POST-GAZETTE - Res Publica

Write-in Is Right-on! (Part Two)

by David Trumbull -- October 1, 2010

Kudos, again, to GOP candidate for Attorney General, James P. McKenna, who got 27,711 “sticker” or “write-in” votes in the September 14th Republican Primary Election. Running as a sticker candidate—at least now-a-days—is a staggeringly difficult task. Few even attempt it for a statewide office requiring 10,000 write-in votes to be successful. According to published reports, Mr. McKenna is the second such successful statewide sticker candidate since the 1970s. I looked but have not discovered the name of that other successful write-in candidate of recent decades. The level of voter dissatisfaction with the incumbent Martha Coakley is demonstrated by the fact that another Republican sticker candidate, Guy A. Carbone, came in just shy of the 10,000 write-in votes!

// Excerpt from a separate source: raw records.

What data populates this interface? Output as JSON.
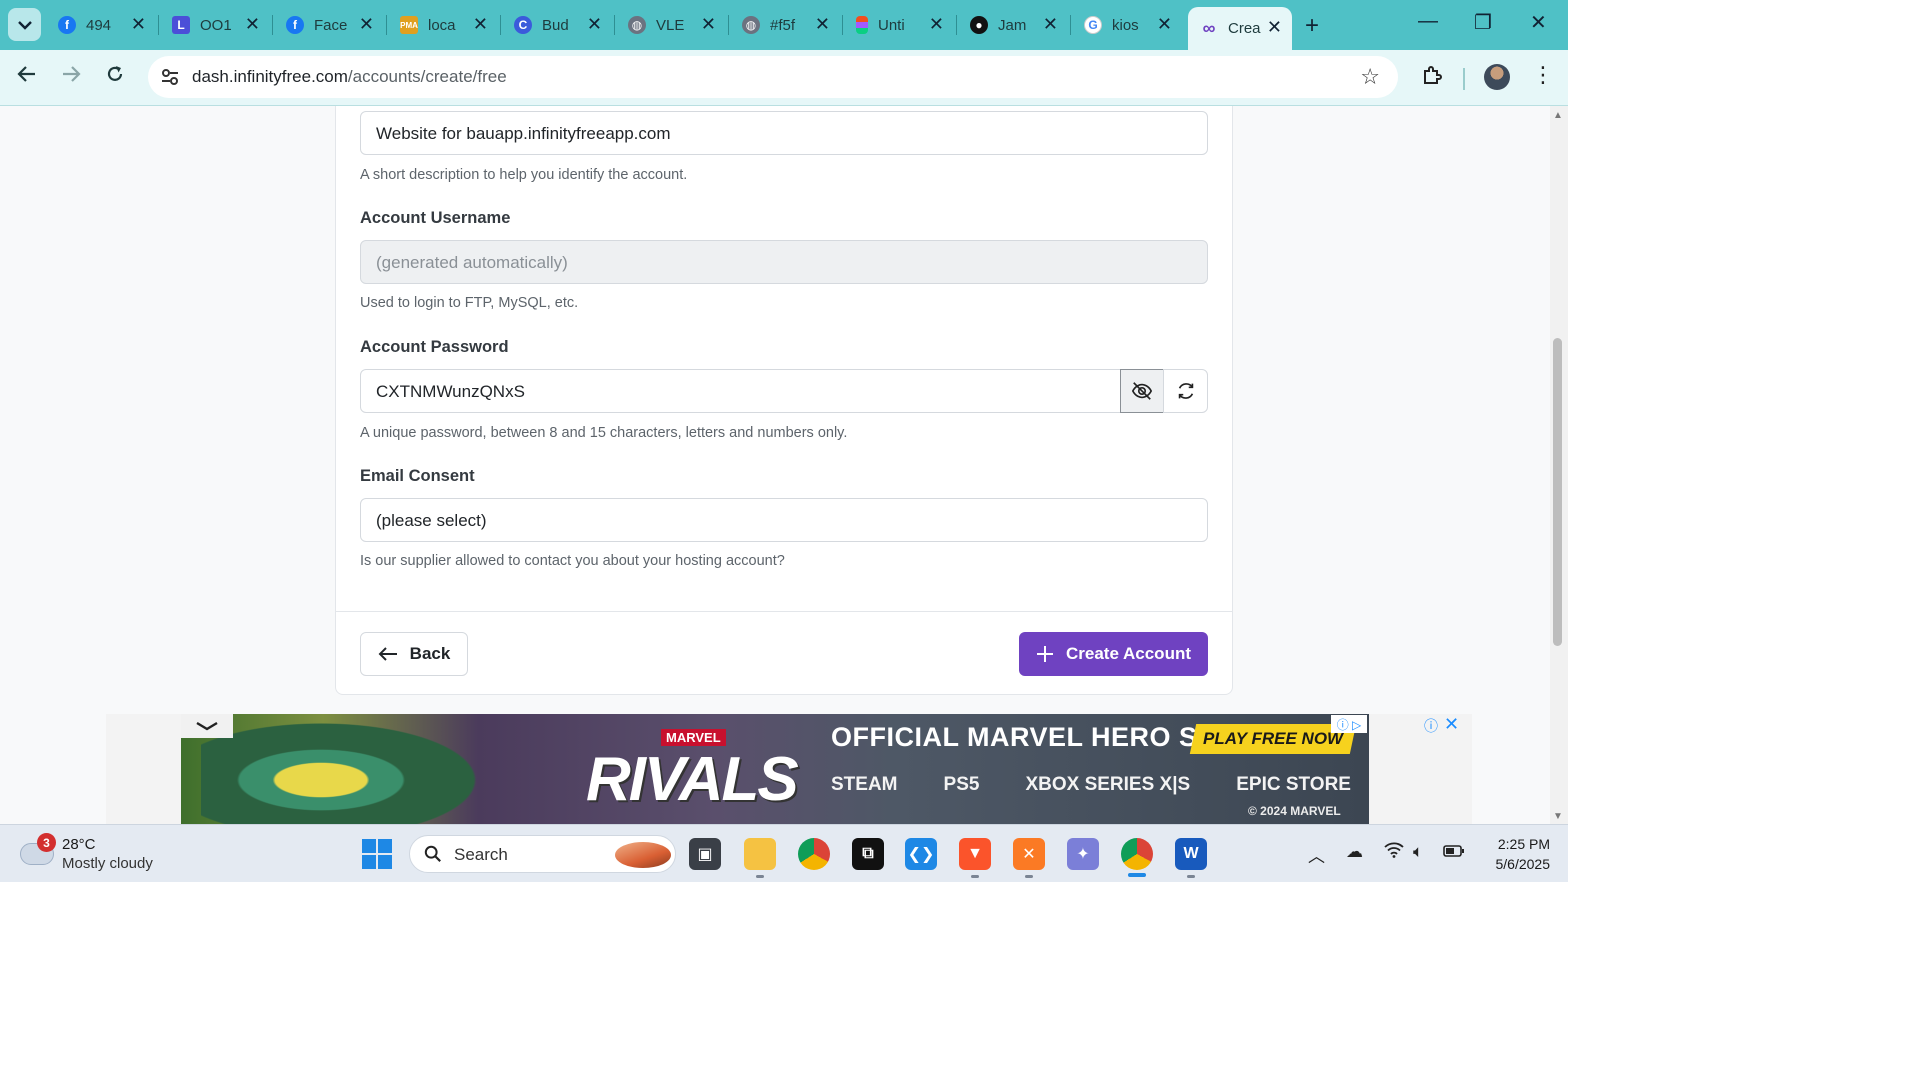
{
  "browser": {
    "tabs": [
      {
        "title": "494",
        "icon": "facebook-icon",
        "color": "#1877f2"
      },
      {
        "title": "OO1",
        "icon": "linear-icon",
        "color": "#4b4fd8"
      },
      {
        "title": "Face",
        "icon": "facebook-icon",
        "color": "#1877f2"
      },
      {
        "title": "loca",
        "icon": "phpmyadmin-icon",
        "color": "#e0a020"
      },
      {
        "title": "Bud",
        "icon": "canva-c-icon",
        "color": "#3b5bdb"
      },
      {
        "title": "VLE",
        "icon": "globe-icon",
        "color": "#6b7280"
      },
      {
        "title": "#f5f",
        "icon": "globe-icon",
        "color": "#6b7280"
      },
      {
        "title": "Unti",
        "icon": "figma-icon",
        "color": "#f24e1e"
      },
      {
        "title": "Jam",
        "icon": "github-icon",
        "color": "#111111"
      },
      {
        "title": "kios",
        "icon": "google-icon",
        "color": "#4285f4"
      },
      {
        "title": "Crea",
        "icon": "infinity-icon",
        "color": "#6f42c1"
      }
    ],
    "url_host": "dash.infinityfree.com",
    "url_path": "/accounts/create/free"
  },
  "form": {
    "description_value": "Website for bauapp.infinityfreeapp.com",
    "description_help": "A short description to help you identify the account.",
    "username_label": "Account Username",
    "username_placeholder": "(generated automatically)",
    "username_help": "Used to login to FTP, MySQL, etc.",
    "password_label": "Account Password",
    "password_value": "CXTNMWunzQNxS",
    "password_help": "A unique password, between 8 and 15 characters, letters and numbers only.",
    "email_label": "Email Consent",
    "email_selected": "(please select)",
    "email_help": "Is our supplier allowed to contact you about your hosting account?",
    "back_label": "Back",
    "create_label": "Create Account",
    "accent_color": "#6f42c1"
  },
  "ad": {
    "brand": "MARVEL",
    "logo": "RIVALS",
    "headline": "OFFICIAL MARVEL HERO SHOOTER",
    "cta": "PLAY FREE NOW",
    "platforms": [
      "STEAM",
      "PS5",
      "XBOX SERIES X|S",
      "EPIC STORE"
    ],
    "copyright": "© 2024 MARVEL"
  },
  "taskbar": {
    "weather_badge": "3",
    "temperature": "28°C",
    "condition": "Mostly cloudy",
    "search_label": "Search",
    "time": "2:25 PM",
    "date": "5/6/2025"
  }
}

In these times, when “candidates for office” is defined, in the minds of many voters, as the names printed on the ballot, it is remarkable that nearly 40,000 Bay State voters went to the extra step of carrying a sticker to the polling place or writing in a name. The true number of voters who could not tolerate Ms. Coakley facing no opposition in November is much higher than that number indicates. The space on the ballot to affix the sticker or write in a name was so small that even party activists who understand how stickers work found it difficult to exercise their right to vote for the person they wanted. Furthermore, in many places, such as Boston, it wasn’t enough to get the sticker in the right place (which practically required using a magnifying glass and tweezers), you also had to remember to fill in an oval indicating to the ballot-reading machine that you had voted for a write-in candidate. Furthermore, any voter—including many unenrolled voters who might wish to have a Republican on the ballot in November—who choose to vote in the Democratic primary were denied any opportunity to put a name on the November ballot for AG.

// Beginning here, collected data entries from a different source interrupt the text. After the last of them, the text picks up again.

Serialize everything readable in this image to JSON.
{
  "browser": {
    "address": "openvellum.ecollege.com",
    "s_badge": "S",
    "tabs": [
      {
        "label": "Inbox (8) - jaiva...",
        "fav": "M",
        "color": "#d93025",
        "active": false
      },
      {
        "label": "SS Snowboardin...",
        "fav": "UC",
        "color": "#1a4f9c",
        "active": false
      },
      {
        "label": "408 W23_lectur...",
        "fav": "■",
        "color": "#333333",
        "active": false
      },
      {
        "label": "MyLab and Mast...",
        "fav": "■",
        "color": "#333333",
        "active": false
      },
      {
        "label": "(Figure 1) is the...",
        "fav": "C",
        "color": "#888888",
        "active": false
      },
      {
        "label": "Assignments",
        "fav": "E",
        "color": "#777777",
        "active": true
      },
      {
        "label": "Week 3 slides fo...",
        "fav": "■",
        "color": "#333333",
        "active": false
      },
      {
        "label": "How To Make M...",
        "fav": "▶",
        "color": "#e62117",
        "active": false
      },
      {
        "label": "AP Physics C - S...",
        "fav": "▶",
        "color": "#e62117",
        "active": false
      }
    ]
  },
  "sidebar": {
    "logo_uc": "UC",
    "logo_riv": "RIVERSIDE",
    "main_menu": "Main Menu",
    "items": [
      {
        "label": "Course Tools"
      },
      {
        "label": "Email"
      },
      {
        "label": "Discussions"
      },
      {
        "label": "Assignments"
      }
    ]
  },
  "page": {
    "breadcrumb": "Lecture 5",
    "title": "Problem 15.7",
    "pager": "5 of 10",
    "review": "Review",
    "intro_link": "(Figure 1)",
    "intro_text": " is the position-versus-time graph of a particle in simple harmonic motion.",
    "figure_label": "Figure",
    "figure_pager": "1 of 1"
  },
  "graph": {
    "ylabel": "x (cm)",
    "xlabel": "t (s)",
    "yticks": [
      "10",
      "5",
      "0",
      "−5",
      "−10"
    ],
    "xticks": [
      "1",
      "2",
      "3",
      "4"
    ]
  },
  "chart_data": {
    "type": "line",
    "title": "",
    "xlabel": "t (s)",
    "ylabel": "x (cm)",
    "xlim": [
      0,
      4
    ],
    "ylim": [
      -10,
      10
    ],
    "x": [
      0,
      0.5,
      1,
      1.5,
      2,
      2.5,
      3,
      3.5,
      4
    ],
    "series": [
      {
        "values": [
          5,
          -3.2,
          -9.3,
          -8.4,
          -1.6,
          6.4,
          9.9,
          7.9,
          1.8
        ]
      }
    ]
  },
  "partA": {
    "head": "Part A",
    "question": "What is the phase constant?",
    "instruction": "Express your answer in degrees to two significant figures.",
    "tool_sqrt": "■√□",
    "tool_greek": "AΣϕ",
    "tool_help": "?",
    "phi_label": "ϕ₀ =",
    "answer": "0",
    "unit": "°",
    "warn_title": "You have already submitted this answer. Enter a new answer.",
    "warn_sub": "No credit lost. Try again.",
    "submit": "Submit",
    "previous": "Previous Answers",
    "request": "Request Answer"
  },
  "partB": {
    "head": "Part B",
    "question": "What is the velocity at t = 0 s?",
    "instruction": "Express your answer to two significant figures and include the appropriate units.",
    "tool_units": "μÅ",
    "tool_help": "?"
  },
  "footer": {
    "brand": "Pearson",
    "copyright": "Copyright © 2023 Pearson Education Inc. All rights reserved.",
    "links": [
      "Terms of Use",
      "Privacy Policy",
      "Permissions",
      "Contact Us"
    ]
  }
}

It wasn’t always this way! As late at the 1960s write-in candidates were not so unusual in Massachusetts. In 1964 Henry Cabot Lodge, Jr., with over 70,000 write-in votes, defeated declared presidential candidates Barry Goldwater and Nelson Rockefeller. In 1960 both major party nominees won the Massachusetts Presidential Preference Primary Election as write-in candidates. John F. Kennedy received 91,607 write-in votes in the Democratic Primary and Richard M. Nixon got 53,164 write-in votes in the GOP Primary, according to the John F. Kennedy President Library and Museum.

Historically, going back before the 1890s, all candidates in American elections were write-ins. Most historians trace the paper ballot with names of candidates printed by the government back to developments in Australia in the 1850s. According to Encyclopaedia Britannica 11th Edition (1910) Massachusetts, in 1888, was first state to pass a law adopting the “Australian Ballot.”

The liberal weekly journal The Nation (#1181, Feb. 16, 1888 and #1186, March 22, 1888) praised Massachusetts for adoption of the Australian Ballot. The ballot presents the voter with a printed choice of candidates limited to those who have satisfied the government’s requirements to be candidates. It was one of the early victories of the progressives who went on to give us the income tax, prohibition of intoxicating spirits, and other measures that transferred power from the people to the government.

Prior to 1888 the government had no say at all in whom the people voted for. Voting was done by dropping into the ballot box a paper on which the voter had written his choice, or where a candidate or party had printed the names.

Perhaps tens of the thousands of voters writing in Mr. McKenna is beginning of reclaiming the right of the people to vote for whom they want, not for the few that the government decides to print on the ballot.


[David Trumbull is the chairman of the Boston Ward Three Republican Committee. Boston's Ward Three includes the North End, West End, part of Beacon Hill, downtown, waterfront, Chinatown, and part of the South End.]